The source of infection in our case is difficult to determine. As symptoms began after 48 h of admission to a healthcare facility, the case was classified as hospital-associated healthcare facility onset according to McDonald . No cases of RT 237 had occurred at BRH prior to the patient’s admission. The apparently exclusive distribution of C. difficile RT 237 in production animals in WA (Knight ; Moono ; Squire ) is suggestive of transmission within the state. The patient lived in shared accommodation in a rural area working as a dairy farmer. RT 237 was not isolated from dairy (veal) calves in a previous Australian surveillance study (Knight ); however, this study did not include WA calves. C. difficile RT 237 has been isolated from several piggeries in WA and there is pig rearing in the region of WA where the patient lived. Comprehensive surveillance of C. difficile in livestock is not in place nor is it likely to be in the near future, making it difficult to get a complete picture of the distribution of this ribotype. We recently isolated C. difficile RT 237 from vegetables sold in several grocery stores in WA (Lim, Foster & Riley., unpublished data). This suggests contamination of vegetables by piggery effluent. Possible food-borne transmission of another clade 5 strain, RT 126, common in Australian cattle, has recently been reported (Knight ). The potential of contaminated food as a route of transmission of C. difficile has been gaining more attention (Gould & Limbago, 2010; Rupnik, 2007; Weese, 2010). Additionally, the role of the broader environment as a reservoir for C. difficile requires further investigation. There are difficulties in studying transmission of C. difficile outside the hospital; however, data from the limited number of surveys performed so far suggest that C. difficile is present widely in soil and water (Al Saif & Brazier, 1996).

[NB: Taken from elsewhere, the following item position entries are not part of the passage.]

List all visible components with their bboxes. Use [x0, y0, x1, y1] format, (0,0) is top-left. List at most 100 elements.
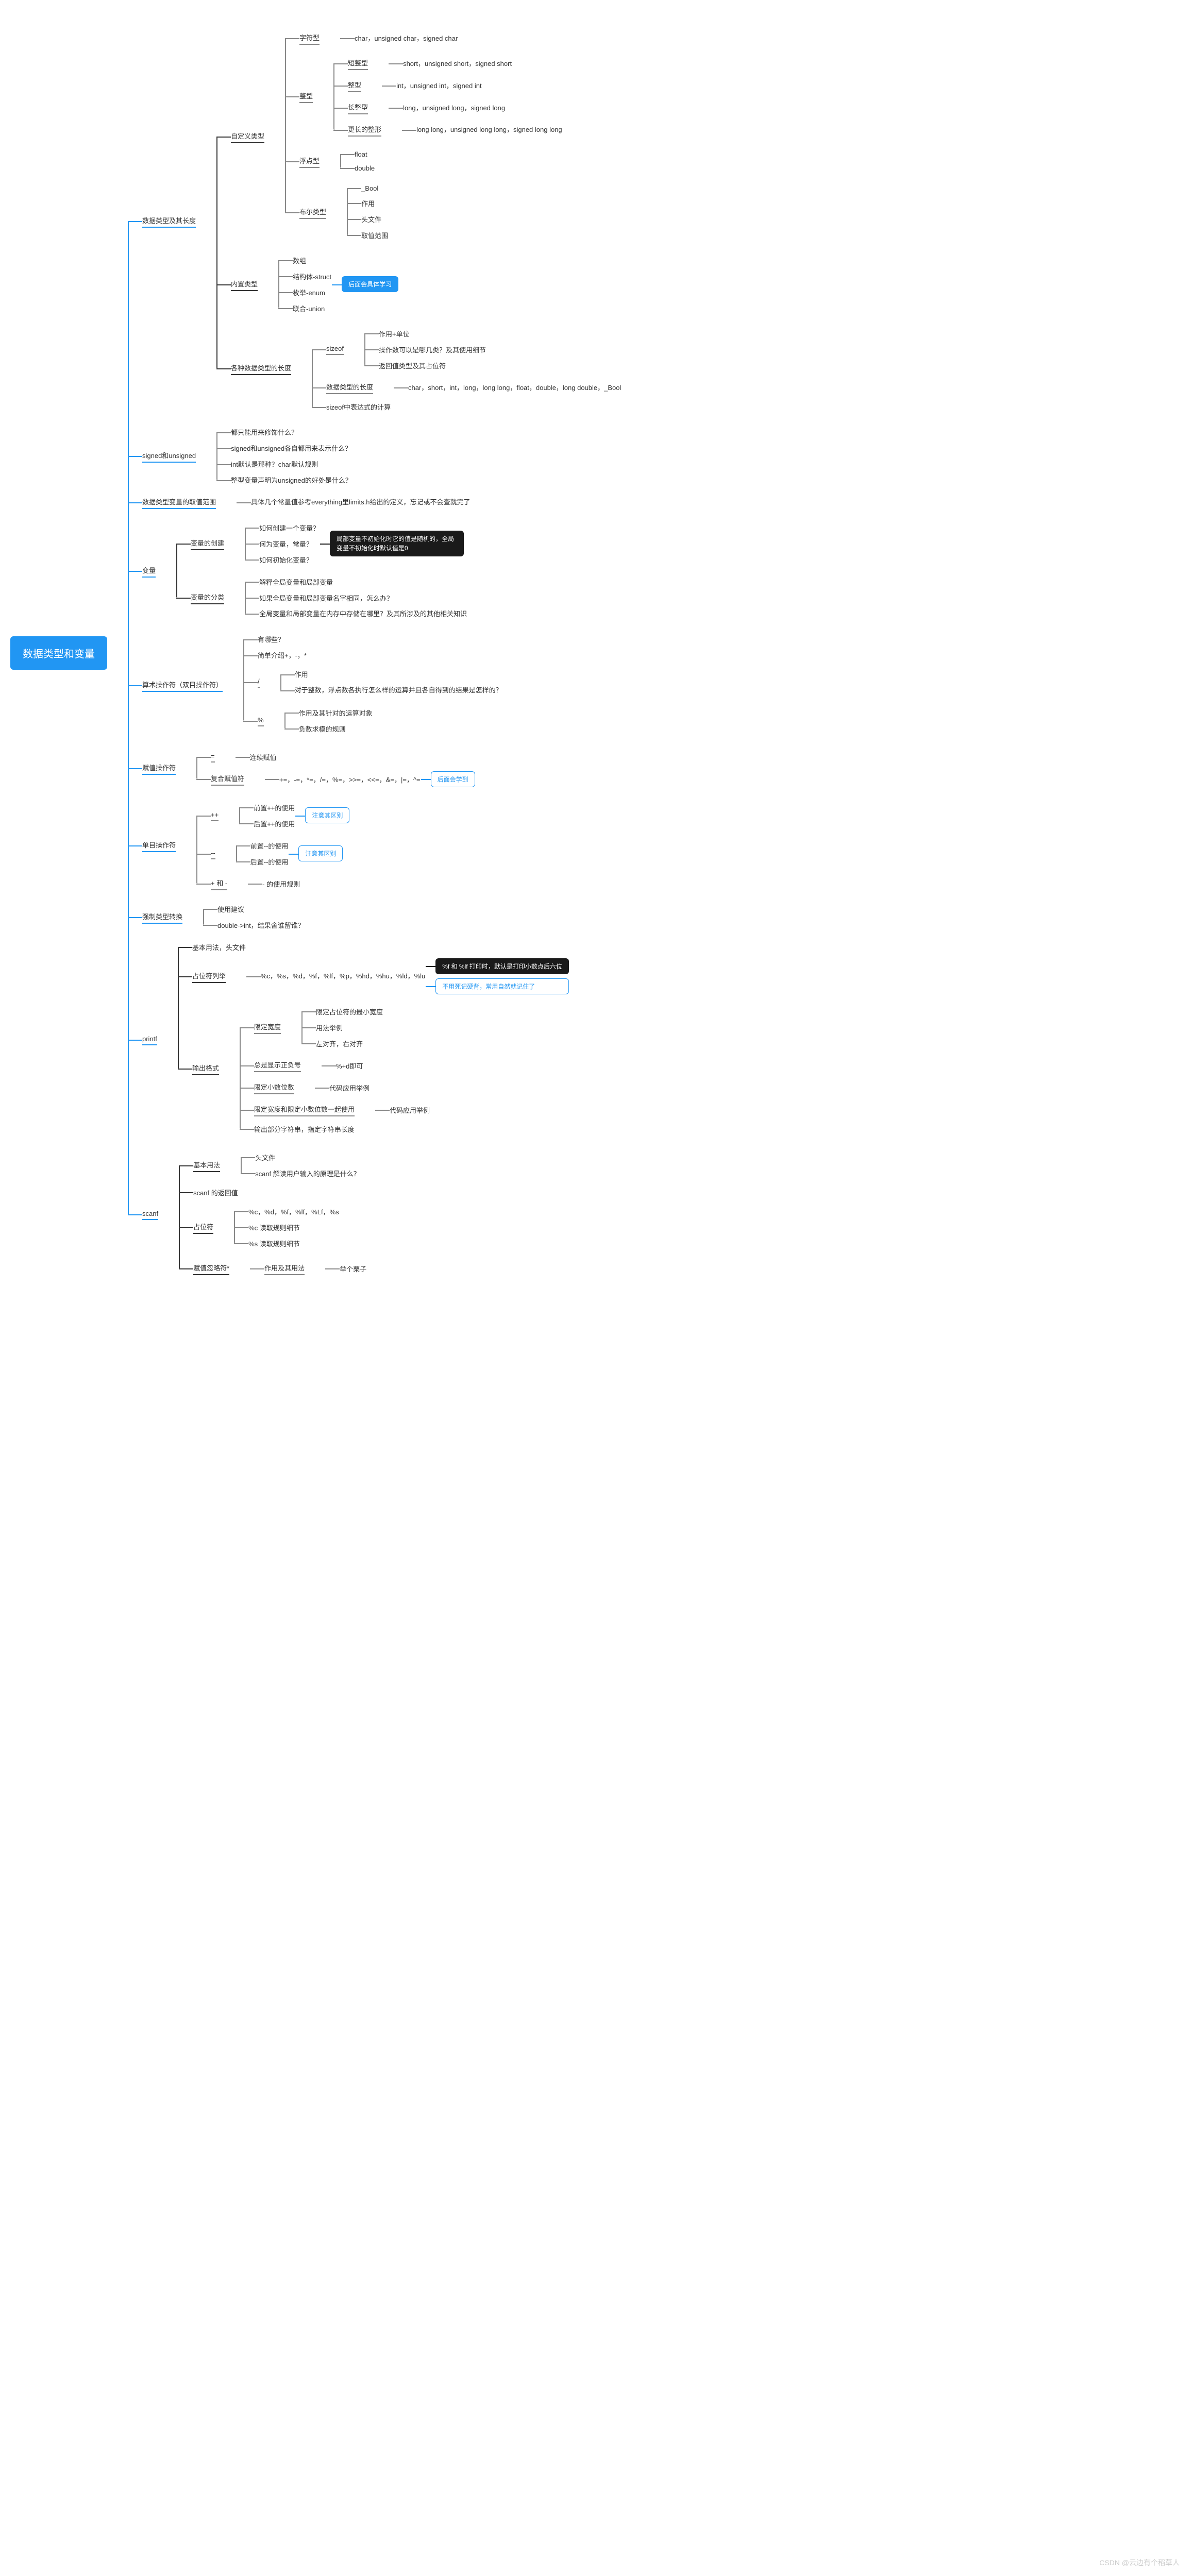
tag-pp-note: 注意其区别 [305, 807, 349, 823]
leaf: %+d即可 [336, 1061, 363, 1071]
node-mm: -- [211, 848, 215, 859]
node-int-type: 整型 [299, 90, 313, 103]
leaf: 使用建议 [217, 905, 244, 914]
node-scanf: scanf [142, 1209, 158, 1220]
node-sc-ig: 赋值忽略符* [193, 1262, 229, 1275]
node-printf: printf [142, 1034, 157, 1045]
tag-mm-note: 注意其区别 [298, 845, 343, 861]
leaf: 解释全局变量和局部变量 [259, 578, 333, 587]
leaf: 头文件 [361, 215, 381, 225]
leaf: long，unsigned long，signed long [403, 103, 505, 113]
node-var: 变量 [142, 564, 156, 578]
leaf: 如何创建一个变量？ [259, 523, 320, 533]
node-assign: 赋值操作符 [142, 761, 176, 775]
leaf: 数组 [293, 256, 306, 266]
leaf: 枚举-enum [293, 288, 325, 298]
leaf: 整型变量声明为unsigned的好处是什么？ [231, 476, 352, 485]
leaf: 用法举例 [316, 1023, 343, 1033]
leaf: long long，unsigned long long，signed long… [416, 125, 562, 134]
leaf: double->int，结果舍谁留谁？ [217, 921, 305, 930]
leaf: - 的使用规则 [262, 879, 300, 889]
node-eq: = [211, 751, 215, 762]
node-mod: % [258, 715, 264, 726]
node-comp: 复合赋值符 [211, 772, 244, 786]
leaf: char，unsigned char，signed char [355, 33, 458, 43]
node-pf-fmt: 输出格式 [192, 1062, 219, 1075]
leaf: 作用及其针对的运算对象 [299, 708, 373, 718]
node-range: 数据类型变量的取值范围 [142, 496, 216, 509]
leaf: 整型 [348, 79, 361, 92]
leaf: 操作数可以是哪几类？及其使用细节 [379, 345, 486, 355]
leaf: 联合-union [293, 304, 325, 314]
leaf: 头文件 [255, 1153, 275, 1163]
leaf: int，unsigned int，signed int [396, 81, 482, 91]
leaf: 连续赋值 [250, 753, 277, 762]
tag-learn-later2: 后面会学到 [431, 771, 475, 787]
leaf: 前置++的使用 [254, 803, 295, 813]
node-pf-wd: 限定宽度和限定小数位数一起使用 [254, 1103, 355, 1116]
leaf: 如何初始化变量？ [259, 555, 313, 565]
leaf: 何为变量，常量？ [259, 539, 313, 549]
leaf: 有哪些？ [258, 635, 284, 645]
level1-list: 数据类型及其长度 自定义类型 字符型 char，unsigned char，si… [107, 21, 621, 1286]
node-custom-type: 自定义类型 [231, 130, 264, 143]
node-pm: + 和 - [211, 877, 227, 890]
leaf: 作用 [295, 670, 308, 680]
leaf: 作用及其用法 [264, 1262, 305, 1275]
leaf: 基本用法，头文件 [192, 943, 246, 953]
leaf: 后置--的使用 [250, 857, 289, 867]
node-datatype-len: 数据类型及其长度 [142, 214, 196, 228]
leaf: 返回值类型及其占位符 [379, 361, 446, 371]
node-signed: signed和unsigned [142, 449, 196, 463]
leaf: %c，%d，%f，%lf，%Lf，%s [248, 1207, 339, 1217]
leaf: 如果全局变量和局部变量名字相同，怎么办？ [259, 594, 393, 603]
leaf: %c 读取规则细节 [248, 1223, 300, 1233]
node-sc-basic: 基本用法 [193, 1159, 220, 1172]
node-pf-ph: 占位符列举 [192, 970, 226, 983]
leaf: +=，-=，*=，/=，%=，>>=，<<=，&=，|=，^= [279, 775, 421, 785]
leaf: 输出部分字符串，指定字符串长度 [254, 1125, 355, 1134]
leaf: %c，%s，%d，%f，%lf，%p，%hd，%hu，%ld，%lu [261, 971, 425, 981]
node-pp: ++ [211, 810, 219, 821]
leaf: %s 读取规则细节 [248, 1239, 300, 1249]
leaf: 简单介绍+，-，* [258, 651, 307, 660]
leaf: scanf 解读用户输入的原理是什么？ [255, 1169, 360, 1179]
leaf: 限定占位符的最小宽度 [316, 1007, 383, 1017]
leaf: scanf 的返回值 [193, 1188, 238, 1198]
leaf: 短整型 [348, 57, 368, 70]
node-sc-ph: 占位符 [193, 1221, 213, 1234]
leaf: 结构体-struct [293, 272, 331, 282]
leaf: 具体几个常量值参考everything里limits.h给出的定义，忘记或不会查… [251, 497, 470, 507]
node-bool-type: 布尔类型 [299, 206, 326, 219]
tag-var-note: 局部变量不初始化时它的值是随机的，全局变量不初始化时默认值是0 [330, 531, 464, 556]
node-arith: 算术操作符（双目操作符） [142, 679, 223, 692]
node-dt-len: 数据类型的长度 [326, 381, 373, 394]
leaf: 对于整数，浮点数各执行怎么样的运算并且各自得到的结果是怎样的？ [295, 685, 502, 695]
leaf: 举个栗子 [340, 1264, 366, 1274]
node-var-create: 变量的创建 [191, 537, 224, 550]
leaf: 左对齐，右对齐 [316, 1039, 363, 1049]
leaf: sizeof中表达式的计算 [326, 402, 391, 412]
leaf: 全局变量和局部变量在内存中存储在哪里？及其所涉及的其他相关知识 [259, 609, 467, 619]
node-builtin-type: 内置类型 [231, 278, 258, 291]
leaf: _Bool [361, 183, 378, 193]
node-var-class: 变量的分类 [191, 591, 224, 604]
mindmap-root: 数据类型和变量 数据类型及其长度 自定义类型 字符型 char，unsigned… [10, 21, 1182, 1286]
node-pf-sign: 总是显示正负号 [254, 1059, 301, 1072]
tag-pf-note2: 不用死记硬背，常用自然就记住了 [435, 978, 569, 994]
leaf: 后置++的使用 [254, 819, 295, 829]
node-float-type: 浮点型 [299, 155, 320, 168]
leaf: double [355, 163, 375, 173]
leaf: char，short，int，long，long long，float，doub… [408, 383, 621, 393]
leaf: 负数求模的规则 [299, 724, 346, 734]
tag-pf-note1: %f 和 %lf 打印时，默认是打印小数点后六位 [435, 958, 569, 974]
leaf: int默认是那种？char默认规则 [231, 460, 318, 469]
leaf: 长整型 [348, 101, 368, 114]
leaf: float [355, 149, 367, 159]
node-sizeof: sizeof [326, 344, 344, 355]
node-unary: 单目操作符 [142, 839, 176, 852]
leaf: signed和unsigned各自都用来表示什么？ [231, 444, 351, 453]
node-pf-dec: 限定小数位数 [254, 1081, 294, 1094]
leaf: short，unsigned short，signed short [403, 59, 512, 69]
node-each-len: 各种数据类型的长度 [231, 362, 291, 375]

This report demonstrates that C. difficile RT 237, an animal strain of C. difficile reported only in WA, can be associated with human infection. This finding supports our previous observation that C. difficile RT 237 caused significantly greater weight loss in mice than C. difficile RT 078 due to the production of a variant toxin (Squire ) and highlights the potential risk that animals carrying this strain may pose to humans. Surveillance of animal populations is needed to clarify the relationship between livestock-associated C. difficile and human CDI. Ultimately, the promotion of a dialogue between physicians, veterinarians and scientists in the development of a One Health approach will be essential to control CDI.